Degraded Performance

Incident Report for Testsigma Status

Postmortem

Root Cause Analysis (RCA) – Database Degraded Performance

Incident Period: Over the last one week

Impact: Brief degraded performance for a few seconds during high-load periods

Current Status: Stable – no degradation observed in the last 72 hours

1. Summary of Issue

During the past week, the database experienced short intervals of degraded performance. The degradation was caused by a combination of application-level inefficiencies and sudden load spikes from customer activity, which collectively pushed the database beyond its scaling thresholds.

2. Root Causes

Auditing Microservice Inefficiency

* The auditing service was generating excessive database queries.
* Lack of proper batching and query optimization caused unnecessary DB load.

Archival Service Behavior

* The archival microservice attempted to process and archive very large volumes of historical test run data at once.
* This created long-running transactions and high I/O consumption.

Traffic Spike from Customers

* A few customers generated unusually heavy workloads in a short span of time.
* This compounded the load already caused by the auditing and archival services.

Autoscaling Delay

* The database autoscaling mechanism did not get sufficient time to react to the sudden spike.
* This led to short bursts of unhandled load before stabilization.

3. Contributing Factors

Lack of proper throttling in archival tasks.
Insufficient safeguards in the auditing logic.
Sudden surge in concurrent customer traffic coinciding with heavy background jobs.

4. Corrective Actions Taken

Code Optimizations

* Auditing service queries were optimized to reduce redundant load.
* Archival microservice was redesigned to archive data in smaller, controlled batches.

Load Distribution

* Some high-volume customers were migrated to new infrastructure with isolated database clusters.
* This reduces the risk of one customer’s workload impacting others.

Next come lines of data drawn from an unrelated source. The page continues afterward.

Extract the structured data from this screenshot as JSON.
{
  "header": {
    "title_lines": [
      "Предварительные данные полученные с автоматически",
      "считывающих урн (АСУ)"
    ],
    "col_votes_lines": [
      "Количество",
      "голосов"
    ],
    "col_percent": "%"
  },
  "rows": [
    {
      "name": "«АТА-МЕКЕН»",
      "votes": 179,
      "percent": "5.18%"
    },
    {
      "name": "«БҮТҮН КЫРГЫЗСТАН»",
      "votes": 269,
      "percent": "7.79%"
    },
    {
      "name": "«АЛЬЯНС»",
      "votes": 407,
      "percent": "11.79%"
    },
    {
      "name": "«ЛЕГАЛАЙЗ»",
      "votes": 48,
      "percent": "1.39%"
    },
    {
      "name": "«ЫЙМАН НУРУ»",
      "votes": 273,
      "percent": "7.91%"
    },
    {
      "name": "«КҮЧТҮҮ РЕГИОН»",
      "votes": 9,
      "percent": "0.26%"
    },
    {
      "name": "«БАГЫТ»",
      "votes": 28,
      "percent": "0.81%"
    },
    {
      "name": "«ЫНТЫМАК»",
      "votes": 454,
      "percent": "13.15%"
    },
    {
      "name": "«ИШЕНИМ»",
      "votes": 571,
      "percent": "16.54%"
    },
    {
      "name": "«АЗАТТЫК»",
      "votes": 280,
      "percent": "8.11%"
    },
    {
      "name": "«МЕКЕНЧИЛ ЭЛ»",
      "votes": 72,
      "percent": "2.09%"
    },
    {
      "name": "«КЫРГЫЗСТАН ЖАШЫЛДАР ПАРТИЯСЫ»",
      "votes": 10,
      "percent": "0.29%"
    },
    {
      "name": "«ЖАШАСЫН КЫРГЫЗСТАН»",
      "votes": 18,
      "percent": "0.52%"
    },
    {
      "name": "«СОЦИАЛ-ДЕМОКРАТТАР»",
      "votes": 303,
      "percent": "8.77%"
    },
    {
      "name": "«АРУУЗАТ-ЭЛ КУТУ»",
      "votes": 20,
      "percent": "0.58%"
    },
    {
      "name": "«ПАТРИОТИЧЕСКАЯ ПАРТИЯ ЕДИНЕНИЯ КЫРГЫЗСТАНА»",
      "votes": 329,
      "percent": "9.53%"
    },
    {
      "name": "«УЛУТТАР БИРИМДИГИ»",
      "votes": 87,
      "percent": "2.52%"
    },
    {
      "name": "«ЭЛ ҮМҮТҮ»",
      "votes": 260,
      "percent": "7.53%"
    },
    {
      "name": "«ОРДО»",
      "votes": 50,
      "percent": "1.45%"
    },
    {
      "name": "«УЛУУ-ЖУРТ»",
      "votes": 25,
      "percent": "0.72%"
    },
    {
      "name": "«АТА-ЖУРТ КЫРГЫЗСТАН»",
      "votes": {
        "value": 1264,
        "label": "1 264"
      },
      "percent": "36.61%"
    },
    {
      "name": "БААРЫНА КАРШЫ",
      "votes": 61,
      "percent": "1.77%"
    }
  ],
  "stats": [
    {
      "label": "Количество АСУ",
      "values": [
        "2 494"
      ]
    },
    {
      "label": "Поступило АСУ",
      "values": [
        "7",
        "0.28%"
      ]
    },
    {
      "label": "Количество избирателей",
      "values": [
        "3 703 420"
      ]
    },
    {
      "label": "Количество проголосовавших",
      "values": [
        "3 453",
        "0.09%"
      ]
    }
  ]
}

Proactive Monitoring Enhancements

* New monitoring dashboards and alerts were introduced to catch early signs of DB stress.
* Query performance metrics and background job load are now tracked in real time.

5. Current Status

No further performance degradations observed in the last 72 hours.
Database performance metrics remain within normal operating thresholds.
Teams are continuously monitoring to ensure long-term stability.

6. Preventive Measures & Next Steps

Implement query rate limiting for background jobs (archival, auditing).
Introduce staggered scheduling of large archival tasks.
Enhance autoscaling policy to better handle sudden spikes.
Conduct a load test simulation periodically to validate resilience.

✅ Conclusion:

The degraded performance was the result of combined factors: inefficient auditing, aggressive archival processing, and sudden traffic spikes. With the applied optimizations, customer migration, and improved monitoring, the system has stabilized, and no further degradation has been observed. Continuous monitoring and preventive measures will ensure long-term reliability.

Posted Sep 29, 2025 - 05:42 UTC

Resolved

This incident has been resolved.

Posted Sep 29, 2025 - 05:21 UTC

Monitoring

We experienced degraded performance in our application, which briefly affected some customers. Our engineering team has identified and resolved the issue. We are currently monitoring the application and will keep you updated with any further developments.

Thank you for your patience and understanding.

Posted Sep 25, 2025 - 06:55 UTC

This incident affected: Testsigma Web App, Testsigma Mobile Inspector, Testsigma Execution Engine, and Testsigma Visual Testing.